Un décret pour briser un siècle de consensus
Dès son premier jour de mandat en 2025, le président Donald Trump a frappé fort en signant un décret limitant le droit du sol (jus soli). Son objectif ? Empêcher les enfants de parents en situation irrégulière ou titulaires de visas temporaires d'obtenir automatiquement la citoyenneté américaine à la naissance.
Pour l'administration Trump, le 14e amendement de la Constitution — qui stipule que toute personne née aux États-Unis est citoyenne — a été "mal interprété" depuis l'arrêt Wong Kim Ark de 1898. Le gouvernement soutient que seuls ceux qui ont une "allégeance totale" aux États-Unis (citoyens ou résidents permanents) devraient transmettre la nationalité à leurs enfants.
Qui sont les familles menacées ?
Si la Cour suprême valide ce décret, l'impact social sera massif. On estime que près de 250 000 nouveau-nés par an pourraient se voir refuser un passeport américain.
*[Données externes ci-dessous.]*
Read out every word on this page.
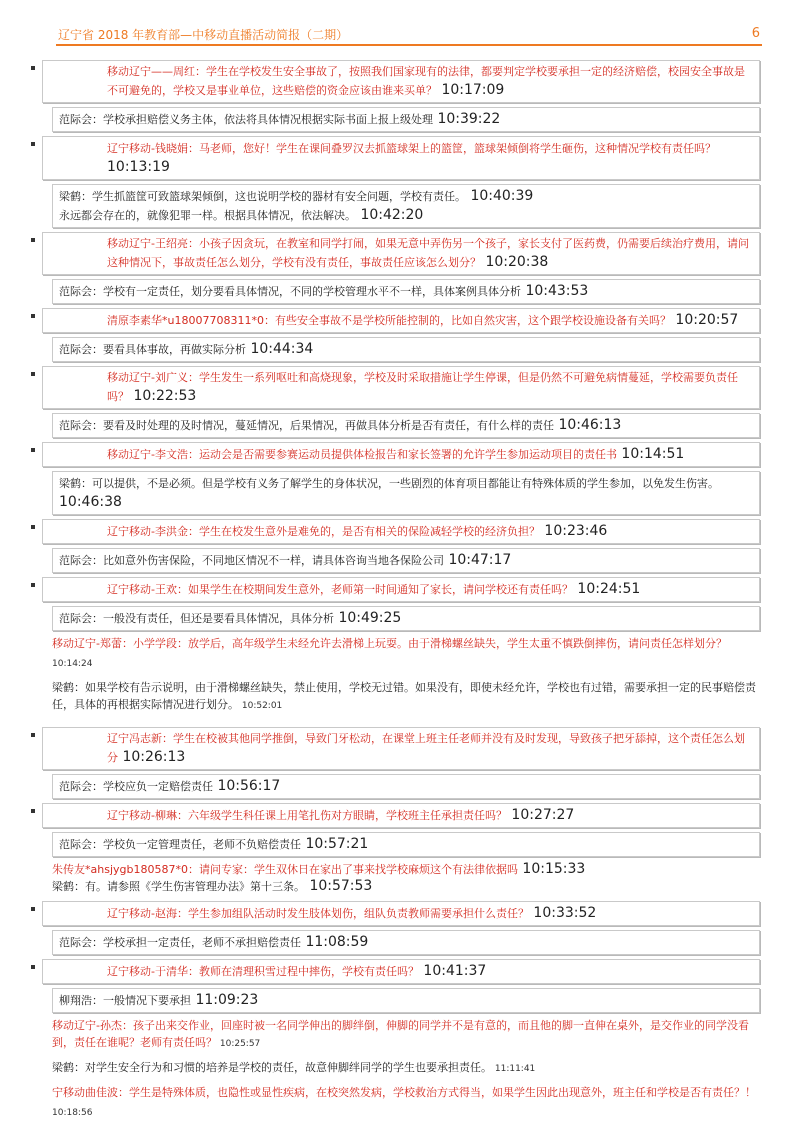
辽宁省 2018 年教育部—中移动直播活动简报（二期）	6

移动辽宁——周红：学生在学校发生安全事故了，按照我们国家现有的法律，都要判定学校要承担一定的经济赔偿，校园安全事故是不可避免的，学校又是事业单位，这些赔偿的资金应该由谁来买单？ 10:17:09

范际会：学校承担赔偿义务主体，依法将具体情况根据实际书面上报上级处理 10:39:22

辽宁移动-钱晓娟：马老师，您好！学生在课间叠罗汉去抓篮球架上的篮筐，篮球架倾倒将学生砸伤，这种情况学校有责任吗？ 10:13:19

梁鹤：学生抓篮筐可致篮球架倾倒，这也说明学校的器材有安全问题，学校有责任。 10:40:39

永远都会存在的，就像犯罪一样。根据具体情况，依法解决。 10:42:20

移动辽宁-王绍亮：小孩子因贪玩，在教室和同学打闹，如果无意中弄伤另一个孩子，家长支付了医药费，仍需要后续治疗费用，请问这种情况下，事故责任怎么划分，学校有没有责任，事故责任应该怎么划分？ 10:20:38

范际会：学校有一定责任，划分要看具体情况，不同的学校管理水平不一样，具体案例具体分析 10:43:53

清原李素华*u18007708311*0：有些安全事故不是学校所能控制的，比如自然灾害，这个跟学校设施设备有关吗？ 10:20:57

范际会：要看具体事故，再做实际分析 10:44:34

移动辽宁-刘广义：学生发生一系列呕吐和高烧现象，学校及时采取措施让学生停课，但是仍然不可避免病情蔓延，学校需要负责任吗？ 10:22:53

范际会：要看及时处理的及时情况，蔓延情况，后果情况，再做具体分析是否有责任，有什么样的责任 10:46:13

移动辽宁-李文浩：运动会是否需要参赛运动员提供体检报告和家长签署的允许学生参加运动项目的责任书 10:14:51

梁鹤：可以提供，不是必须。但是学校有义务了解学生的身体状况，一些剧烈的体育项目都能让有特殊体质的学生参加，以免发生伤害。 10:46:38

辽宁移动-李洪金：学生在校发生意外是难免的，是否有相关的保险减轻学校的经济负担？ 10:23:46

范际会：比如意外伤害保险，不同地区情况不一样，请具体咨询当地各保险公司 10:47:17

辽宁移动-王欢：如果学生在校期间发生意外，老师第一时间通知了家长，请问学校还有责任吗？ 10:24:51

范际会：一般没有责任，但还是要看具体情况，具体分析 10:49:25

移动辽宁-郑蕾：小学学段：放学后，高年级学生未经允许去滑梯上玩耍。由于滑梯螺丝缺失，学生太重不慎跌倒摔伤，请问责任怎样划分？ 10:14:24

梁鹤：如果学校有告示说明，由于滑梯螺丝缺失，禁止使用，学校无过错。如果没有，即使未经允许，学校也有过错，需要承担一定的民事赔偿责任，具体的再根据实际情况进行划分。 10:52:01

辽宁冯志新：学生在校被其他同学推倒，导致门牙松动，在课堂上班主任老师并没有及时发现，导致孩子把牙舔掉，这个责任怎么划分 10:26:13

范际会：学校应负一定赔偿责任 10:56:17

辽宁移动-柳琳：六年级学生科任课上用笔扎伤对方眼睛，学校班主任承担责任吗？ 10:27:27

范际会：学校负一定管理责任，老师不负赔偿责任 10:57:21

朱传友*ahsjygb180587*0：请问专家：学生双休日在家出了事来找学校麻烦这个有法律依据吗 10:15:33

梁鹤：有。请参照《学生伤害管理办法》第十三条。 10:57:53

辽宁移动-赵海：学生参加组队活动时发生肢体划伤，组队负责教师需要承担什么责任？ 10:33:52

范际会：学校承担一定责任，老师不承担赔偿责任 11:08:59

辽宁移动-于清华：教师在清理积雪过程中摔伤，学校有责任吗？ 10:41:37

柳翔浩：一般情况下要承担 11:09:23

移动辽宁-孙杰：孩子出来交作业，回座时被一名同学伸出的脚绊倒，伸脚的同学并不是有意的，而且他的脚一直伸在桌外，是交作业的同学没看到，责任在谁呢？老师有责任吗？ 10:25:57

梁鹤：对学生安全行为和习惯的培养是学校的责任，故意伸脚绊同学的学生也要承担责任。 11:11:41

宁移动曲佳波：学生是特殊体质，也隐性或显性疾病，在校突然发病，学校救治方式得当，如果学生因此出现意外，班主任和学校是否有责任？！ 10:18:56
Les profils concernés sont variés :
  • Parents en situation irrégulière : C'est la cible principale du décret.
  • Travailleurs qualifiés et étudiants : Les détenteurs de visas temporaires (H-1B, L-1, F-1) verraient leurs enfants naître sans statut légal automatique.
  • Bénéficiaires de protections humanitaires : Des milliers de familles sous statut DACA ou TPS se retrouveraient dans une impasse juridique.
Le droit du sol : un "aimant" pour l'immigration ?
Le débat s'est cristallisé autour de la notion de "facteur d'attraction" (pull factor).
  • Côté Trump : Le solliciteur général John Sauer a fustigé le "tourisme de naissance", affirmant que le droit du sol est une prime à l'illégalité qui déprécie la citoyenneté.
  • Côté défense : L'ACLU et les experts démographes rétorquent que la fin du droit du sol ne ralentira pas l'immigration (souvent motivée par la survie), mais créera une "sous-classe" de millions d'apatrides nés sur le sol américain sans aucun droit.
Une Cour suprême dubitative
Malgré une majorité conservatrice, les juges ont semblé sceptiques lors de l'audience. Même les juges nommés par Trump, comme Amy Coney Barrett ou Brett Kavanaugh, ont soulevé des questions ardues sur la constitutionnalité d'un tel changement par simple décret. Le juge en chef John Roberts a résumé l'enjeu d'une phrase marquante : "Le monde a changé, mais la Constitution reste la même."
Et maintenant ?
La décision finale est attendue pour la fin de la session de la Cour, soit fin juin ou début juillet 2026. Si le décret est maintenu, les États-Unis rejoindraient la majorité des pays européens qui exigent qu'au moins l'un des parents soit résident légal pour transmettre la nationalité. S'il est rejeté, ce sera un camouflet majeur pour la politique migratoire de l'administration Trump.
D’ici là, le destin de milliers de familles reste suspendu à la décision des neuf sages de Washington.